Parallel Programming Concepts

1.1 Goals
  1. Reduce Wall Clock Time 
    Wallclocks
     

    In the just-stated goal, you'll notice that it isn't simply time that's being reduced, but wall-clock time; other kinds of "time" could have been emphasized, for example CPU time, which is a count of the exact number of CPU cycles spent working on your job, but wall-clock is considered to be the most significant because it's what you-the-researcher want to spend as little of as possible waiting for the solution: your own time. What is considered to be "acceptable" differs with the situation, and involves characteristics of the user, the particular code being run, and the system it's being run on. But in all cases, it is safe to assume that the user is generally going to be more pleased the faster a solution is produced.

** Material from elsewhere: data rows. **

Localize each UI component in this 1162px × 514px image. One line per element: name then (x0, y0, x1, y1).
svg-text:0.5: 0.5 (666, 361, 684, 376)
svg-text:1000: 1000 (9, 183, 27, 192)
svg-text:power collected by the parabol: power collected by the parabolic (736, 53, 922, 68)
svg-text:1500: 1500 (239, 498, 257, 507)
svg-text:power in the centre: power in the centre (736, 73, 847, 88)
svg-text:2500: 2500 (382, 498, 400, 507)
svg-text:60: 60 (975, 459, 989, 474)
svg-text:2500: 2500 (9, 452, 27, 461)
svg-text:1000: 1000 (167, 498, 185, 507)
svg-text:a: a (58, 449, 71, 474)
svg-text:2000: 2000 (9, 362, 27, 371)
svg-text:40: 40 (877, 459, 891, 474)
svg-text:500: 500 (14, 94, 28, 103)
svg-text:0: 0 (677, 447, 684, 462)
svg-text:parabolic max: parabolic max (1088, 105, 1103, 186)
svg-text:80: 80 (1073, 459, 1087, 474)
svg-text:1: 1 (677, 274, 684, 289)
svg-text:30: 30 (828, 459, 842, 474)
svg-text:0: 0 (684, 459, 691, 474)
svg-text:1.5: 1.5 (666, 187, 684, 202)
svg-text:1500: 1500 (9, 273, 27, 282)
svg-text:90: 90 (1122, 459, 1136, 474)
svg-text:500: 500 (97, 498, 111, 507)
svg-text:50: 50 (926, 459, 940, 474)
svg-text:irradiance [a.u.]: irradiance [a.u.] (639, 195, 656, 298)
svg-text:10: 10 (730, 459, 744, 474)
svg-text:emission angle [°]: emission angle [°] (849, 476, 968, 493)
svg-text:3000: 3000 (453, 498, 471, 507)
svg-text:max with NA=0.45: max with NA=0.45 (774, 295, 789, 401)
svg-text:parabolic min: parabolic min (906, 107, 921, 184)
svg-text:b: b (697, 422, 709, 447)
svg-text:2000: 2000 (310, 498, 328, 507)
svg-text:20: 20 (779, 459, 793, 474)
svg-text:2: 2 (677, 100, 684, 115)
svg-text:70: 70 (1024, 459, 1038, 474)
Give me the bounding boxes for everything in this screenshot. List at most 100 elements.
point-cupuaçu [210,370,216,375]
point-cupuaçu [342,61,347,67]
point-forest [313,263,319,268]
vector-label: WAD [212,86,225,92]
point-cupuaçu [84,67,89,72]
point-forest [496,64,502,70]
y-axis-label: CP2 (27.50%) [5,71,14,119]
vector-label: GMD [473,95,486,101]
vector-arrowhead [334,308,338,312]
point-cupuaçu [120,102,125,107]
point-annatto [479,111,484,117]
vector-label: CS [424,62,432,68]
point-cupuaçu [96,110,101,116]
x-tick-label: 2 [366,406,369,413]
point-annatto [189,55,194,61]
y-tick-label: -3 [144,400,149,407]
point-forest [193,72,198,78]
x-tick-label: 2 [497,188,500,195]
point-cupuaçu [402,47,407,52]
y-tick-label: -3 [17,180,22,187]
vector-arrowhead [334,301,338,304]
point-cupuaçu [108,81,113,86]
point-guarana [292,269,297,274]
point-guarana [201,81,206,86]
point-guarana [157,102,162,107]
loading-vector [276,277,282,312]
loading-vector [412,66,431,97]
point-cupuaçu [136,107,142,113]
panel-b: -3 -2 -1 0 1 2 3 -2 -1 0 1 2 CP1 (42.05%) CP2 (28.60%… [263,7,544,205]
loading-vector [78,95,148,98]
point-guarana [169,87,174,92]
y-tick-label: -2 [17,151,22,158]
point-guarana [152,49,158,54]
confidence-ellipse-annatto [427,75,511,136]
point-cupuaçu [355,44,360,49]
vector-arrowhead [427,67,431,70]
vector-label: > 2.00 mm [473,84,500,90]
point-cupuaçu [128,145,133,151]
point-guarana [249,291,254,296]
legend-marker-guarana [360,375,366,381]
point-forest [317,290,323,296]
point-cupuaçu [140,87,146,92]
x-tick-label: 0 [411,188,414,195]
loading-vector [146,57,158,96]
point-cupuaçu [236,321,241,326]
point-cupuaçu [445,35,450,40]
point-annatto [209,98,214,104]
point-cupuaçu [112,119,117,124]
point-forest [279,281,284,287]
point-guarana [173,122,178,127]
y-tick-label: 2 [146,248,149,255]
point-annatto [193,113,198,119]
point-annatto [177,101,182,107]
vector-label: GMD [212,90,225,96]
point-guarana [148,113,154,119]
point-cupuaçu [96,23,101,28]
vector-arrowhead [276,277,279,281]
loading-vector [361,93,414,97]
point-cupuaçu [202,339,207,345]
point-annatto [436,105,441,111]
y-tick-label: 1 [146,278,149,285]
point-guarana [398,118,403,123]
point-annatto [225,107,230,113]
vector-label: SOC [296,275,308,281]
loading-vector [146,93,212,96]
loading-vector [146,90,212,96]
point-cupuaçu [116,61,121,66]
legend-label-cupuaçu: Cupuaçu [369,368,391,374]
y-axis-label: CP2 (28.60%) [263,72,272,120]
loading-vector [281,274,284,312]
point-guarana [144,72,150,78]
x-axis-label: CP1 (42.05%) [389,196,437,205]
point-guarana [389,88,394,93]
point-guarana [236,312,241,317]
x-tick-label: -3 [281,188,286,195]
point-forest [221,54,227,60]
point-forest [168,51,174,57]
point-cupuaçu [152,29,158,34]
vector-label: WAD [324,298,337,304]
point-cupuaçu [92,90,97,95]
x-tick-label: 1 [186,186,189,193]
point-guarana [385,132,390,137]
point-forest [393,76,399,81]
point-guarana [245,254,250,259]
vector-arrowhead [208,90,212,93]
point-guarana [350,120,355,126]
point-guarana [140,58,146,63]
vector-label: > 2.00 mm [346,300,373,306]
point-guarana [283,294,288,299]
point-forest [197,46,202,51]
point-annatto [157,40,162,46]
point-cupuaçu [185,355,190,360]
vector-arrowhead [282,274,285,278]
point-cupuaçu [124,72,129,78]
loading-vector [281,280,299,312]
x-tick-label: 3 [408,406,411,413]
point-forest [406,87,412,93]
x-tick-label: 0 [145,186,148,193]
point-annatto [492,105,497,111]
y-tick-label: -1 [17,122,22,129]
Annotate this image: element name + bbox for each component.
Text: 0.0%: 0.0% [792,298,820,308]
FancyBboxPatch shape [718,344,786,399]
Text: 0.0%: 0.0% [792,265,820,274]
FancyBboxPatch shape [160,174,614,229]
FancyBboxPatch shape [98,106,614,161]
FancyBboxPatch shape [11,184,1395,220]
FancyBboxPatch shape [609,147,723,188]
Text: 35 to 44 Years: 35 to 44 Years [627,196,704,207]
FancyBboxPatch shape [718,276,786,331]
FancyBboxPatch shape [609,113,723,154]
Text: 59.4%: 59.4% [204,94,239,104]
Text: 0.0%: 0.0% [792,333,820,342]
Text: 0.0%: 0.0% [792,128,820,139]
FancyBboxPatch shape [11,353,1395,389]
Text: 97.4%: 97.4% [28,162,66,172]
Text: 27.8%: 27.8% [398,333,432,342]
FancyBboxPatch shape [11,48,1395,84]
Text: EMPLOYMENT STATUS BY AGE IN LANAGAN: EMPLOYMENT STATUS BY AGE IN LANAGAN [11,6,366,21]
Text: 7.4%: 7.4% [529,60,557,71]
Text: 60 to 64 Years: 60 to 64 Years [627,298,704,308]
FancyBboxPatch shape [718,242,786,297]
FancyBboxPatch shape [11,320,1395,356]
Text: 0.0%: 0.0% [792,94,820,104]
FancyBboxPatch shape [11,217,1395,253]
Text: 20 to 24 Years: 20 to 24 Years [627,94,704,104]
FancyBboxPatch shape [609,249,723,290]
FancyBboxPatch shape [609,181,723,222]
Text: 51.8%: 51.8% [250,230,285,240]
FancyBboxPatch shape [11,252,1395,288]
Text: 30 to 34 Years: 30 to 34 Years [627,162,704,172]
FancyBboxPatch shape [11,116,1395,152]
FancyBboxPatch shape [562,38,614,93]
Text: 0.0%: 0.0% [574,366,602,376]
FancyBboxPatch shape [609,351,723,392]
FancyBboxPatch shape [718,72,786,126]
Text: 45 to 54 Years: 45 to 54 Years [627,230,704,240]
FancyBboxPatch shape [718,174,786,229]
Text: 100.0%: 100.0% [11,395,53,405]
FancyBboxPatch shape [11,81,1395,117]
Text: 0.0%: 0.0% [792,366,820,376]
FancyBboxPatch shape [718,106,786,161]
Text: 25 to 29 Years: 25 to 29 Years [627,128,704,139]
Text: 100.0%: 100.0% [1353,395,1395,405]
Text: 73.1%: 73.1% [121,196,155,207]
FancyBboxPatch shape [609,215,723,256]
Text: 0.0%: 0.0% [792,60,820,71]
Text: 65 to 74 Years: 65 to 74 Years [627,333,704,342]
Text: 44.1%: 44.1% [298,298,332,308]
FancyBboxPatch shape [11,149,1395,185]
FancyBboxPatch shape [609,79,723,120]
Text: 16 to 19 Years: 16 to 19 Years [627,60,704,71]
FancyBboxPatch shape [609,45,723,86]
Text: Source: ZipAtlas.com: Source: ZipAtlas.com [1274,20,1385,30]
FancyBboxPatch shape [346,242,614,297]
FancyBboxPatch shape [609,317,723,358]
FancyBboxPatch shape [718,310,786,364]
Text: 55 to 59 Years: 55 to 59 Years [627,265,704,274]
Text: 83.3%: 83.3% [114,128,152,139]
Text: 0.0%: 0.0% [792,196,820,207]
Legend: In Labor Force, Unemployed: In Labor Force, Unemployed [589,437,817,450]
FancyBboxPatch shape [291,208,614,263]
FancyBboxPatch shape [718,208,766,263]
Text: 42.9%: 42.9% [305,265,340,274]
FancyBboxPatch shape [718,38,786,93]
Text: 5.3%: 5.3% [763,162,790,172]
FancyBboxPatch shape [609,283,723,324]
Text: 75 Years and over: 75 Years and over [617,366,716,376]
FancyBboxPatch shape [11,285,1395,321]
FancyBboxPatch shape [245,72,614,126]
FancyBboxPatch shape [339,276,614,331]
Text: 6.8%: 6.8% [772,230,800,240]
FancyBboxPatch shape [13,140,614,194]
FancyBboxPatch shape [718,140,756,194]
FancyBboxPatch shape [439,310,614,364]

    It should be pointed out that reducing the wall-clock time to solution is only one of many possible goals that might be of interest; some others might be:

  2. Cheapest Possible Solution Strategy 
    Cheaper
     

    Running programs costs money; different ways of achieving the same solution could have significantly different costs. If you're in a fiscally tight situation, you may have no reasonable recourse to a parallel strategy if it costs more than your budget allows. At the same time, you may find that running your program in parallel across a large number of workstation-type computers could cost considerably less than submitting it to a large, mainframe-style mega-beast.

  3. Local versus Non-Local Resources 
    Resources
     

    "Locality," here, usually refers to either "geographical locality" or "political locality." The former is just another way of saying that you want all of your processes to be "close" to one another in terms of communications; the latter indicates that you only want to use resources that are administratively open to you. Both can have a bearing on "cost;" e.g., the more communications latency incurred by your application, the longer it will run, and the more you might be charged, while use of resources "owned" by other organizations may also carry charges.

  4. Memory Constraints 
    MemoryConstraints
     

    As researchers become increasingly computationally sophisticated, the complexity of the problems they tackle increases proportionally (some would say superlinearly, that researchers are forever trying to bite off more than their computers can chew). One of the first resources to get exhausted is local memory -- especially for Grand Challenge level projects, the amount of memory available to a single system is rarely going to be sufficient to the computational and data-storage needs encountered during application runs.

    This situation is greatly alleviated by having access to the aggregate memory made available by distributed computing environments: working storage (main memory) requirements can be spread around the various processors engaged in the cooperative computation, and long-term storage (tape and disk) can be accommodated at different locations (indeed, data security can be enhanced by arranging for multiple copies to be maintained at distinct locations in the distributed environment).

You can probably think of others; basically, any limited resource can be considered as the object of optimization, if it is deemed to be the most important quantity to conserve. In most cases involving large-scale computation, however, user time, as measured by the clock on the wall, is considered to be the single most valuable resource to be conserved.